仕舞「胡 蝶」

吉野の奥に住む僧が、花の都を見物しようと上京し、一条大宮のあたりにやって来ます。そこに由緒ありげな古宮があり、その御殿の階段の下に梅が今を盛りと美しく咲いています。僧が立ち寄って眺めていると、そこへ人気のなさそうな家の中から、一人の女性が現れ声をかけて来ます。そして、この御殿や梅の木について語ってくれます。僧は喜んで、女の素性を問いただすと、実は自分は人間ではなく胡蝶の精だと明かします。そして、春、夏、秋と草木の花かがりし、法華経の功徳を受けたいのですといい、荘子が夢で胡蝶になったという故事や、光源氏が童に胡蝶の舞をまわせ御船遊びをなさったことなどを語り、もう一度、御僧の夢の中でお会いしましょうと夕空に消えてゆきます。

 

 

 

 

 

狂言「狐 塚」

主人は鳥が狐塚の田を荒らすので太郎冠者と次郎冠者に番をするように命令する。

ところが狐塚は夜になると狐が出て人を化かすので、気を付けよと念を押し鳥を追うための鳴子を持たせふたりを狐塚に向かわせる。
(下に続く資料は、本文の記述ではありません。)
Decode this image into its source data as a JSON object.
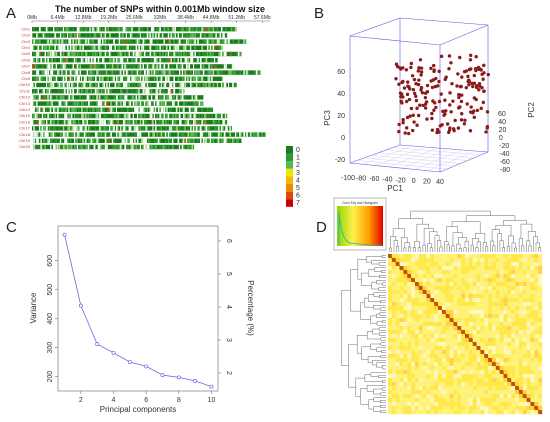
{
  "panels": [
    "A",
    "B",
    "C",
    "D"
  ],
  "chart_data": [
    {
      "type": "heatmap",
      "title": "The number of SNPs within 0.001Mb window size",
      "x_ticks": [
        "0Mb",
        "6.4Mb",
        "12.8Mb",
        "19.2Mb",
        "25.6Mb",
        "32Mb",
        "38.4Mb",
        "44.8Mb",
        "51.2Mb",
        "57.6Mb"
      ],
      "rows": [
        {
          "name": "Chr1",
          "length": 0.86
        },
        {
          "name": "Chr2",
          "length": 0.82
        },
        {
          "name": "Chr3",
          "length": 0.9
        },
        {
          "name": "Chr4",
          "length": 0.8
        },
        {
          "name": "Chr5",
          "length": 0.88
        },
        {
          "name": "Chr6",
          "length": 0.78
        },
        {
          "name": "Chr7",
          "length": 0.84
        },
        {
          "name": "Chr8",
          "length": 0.96
        },
        {
          "name": "Chr9",
          "length": 0.8
        },
        {
          "name": "Chr10",
          "length": 0.86
        },
        {
          "name": "Chr11",
          "length": 0.64
        },
        {
          "name": "Chr12",
          "length": 0.72
        },
        {
          "name": "Chr13",
          "length": 0.72
        },
        {
          "name": "Chr14",
          "length": 0.76
        },
        {
          "name": "Chr15",
          "length": 0.82
        },
        {
          "name": "Chr16",
          "length": 0.82
        },
        {
          "name": "Chr17",
          "length": 0.84
        },
        {
          "name": "Chr18",
          "length": 0.98
        },
        {
          "name": "Chr19",
          "length": 0.88
        },
        {
          "name": "Chr20",
          "length": 0.68
        }
      ],
      "legend": {
        "labels": [
          "0",
          "1",
          "2",
          "3",
          "4",
          "5",
          "6",
          "7"
        ],
        "colors": [
          "#1b7a1b",
          "#2f9a2f",
          "#56b856",
          "#f2e600",
          "#f5b800",
          "#f08a00",
          "#e5450d",
          "#c80000"
        ]
      }
    },
    {
      "type": "scatter",
      "title": "",
      "axes": {
        "x": {
          "label": "PC1",
          "ticks": [
            "-100",
            "-80",
            "-60",
            "-40",
            "-20",
            "0",
            "20",
            "40"
          ]
        },
        "y": {
          "label": "PC2",
          "ticks": [
            "-80",
            "-60",
            "-40",
            "-20",
            "0",
            "20",
            "40",
            "60"
          ]
        },
        "z": {
          "label": "PC3",
          "ticks": [
            "-20",
            "0",
            "20",
            "40",
            "60"
          ]
        }
      },
      "point_color": "#8b1a1a"
    },
    {
      "type": "line",
      "title": "",
      "xlabel": "Principal components",
      "ylabel": "Variance",
      "y2label": "Percentage (%)",
      "x": [
        1,
        2,
        3,
        4,
        5,
        6,
        7,
        8,
        9,
        10
      ],
      "y": [
        690,
        445,
        312,
        282,
        250,
        235,
        205,
        197,
        185,
        165
      ],
      "xlim": [
        0.6,
        10.4
      ],
      "ylim": [
        150,
        720
      ],
      "x_ticks": [
        "2",
        "4",
        "6",
        "8",
        "10"
      ],
      "y_ticks": [
        "200",
        "300",
        "400",
        "500",
        "600"
      ],
      "y2_ticks": [
        "2",
        "3",
        "4",
        "5",
        "6"
      ],
      "line_color": "#6a6ae0"
    },
    {
      "type": "heatmap",
      "title": "",
      "key_title": "Color Key and Histogram",
      "colors": [
        "#fffde0",
        "#fff04a",
        "#ffb000",
        "#ff3300",
        "#c80000"
      ]
    }
  ]
}
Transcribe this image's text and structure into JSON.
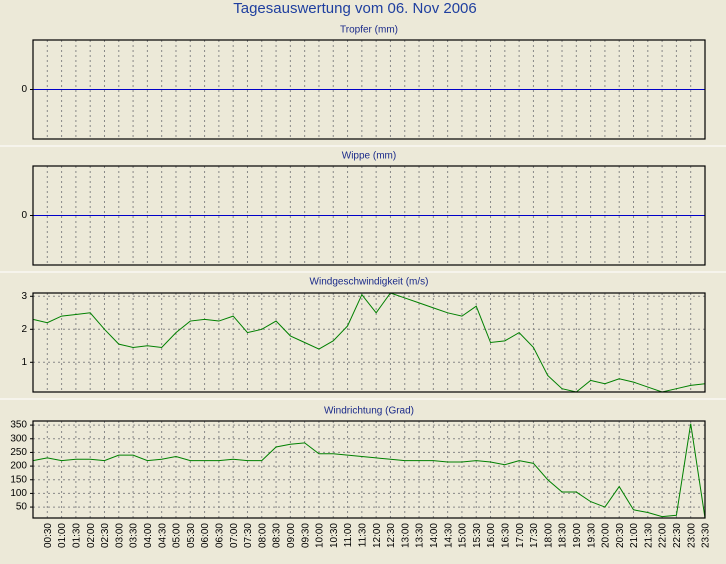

二人は狐塚にやってきて早速に鳴子を使って鳥を追い出していたがだんだんと日も暮れてきたので主人の用意してくれた庵(休み所)で休むことにする。そこへ主人が差し入れとしてお酒を持ってきたのだが二人は狐が化けたおのだと思い、狐の正体を明かそうと松葉を焼いて煙で主人をいぶすが本物とわかり叱られて二人は逃げてゆく。 

 

 

 

 

 

能 「羽 衣 (和合の舞)」

春の朝、三保の松原に住む漁師・白龍(はくりょう)は、仲間と釣りに出た折に、松の枝に掛かった美しい衣を見つける。家宝にするため持ち帰ろうとした白龍に、天女が現れて、その羽衣を返して欲しいと頼む。白龍は、はじめ聞き入れず返そうとしないが、「それがないと、天に帰れない。」と悲しむ天女の姿に心を動かされ、天女の舞を見せてもらう代わりに、衣を返すことにする。

羽衣を着た天女は、月宮の様子を表す舞いなどを見せ、さらには春の三保の松原を賛美しながら舞い続け、やがて彼方の富士山へ舞い上がり、霞にまぎれて消えてゆく。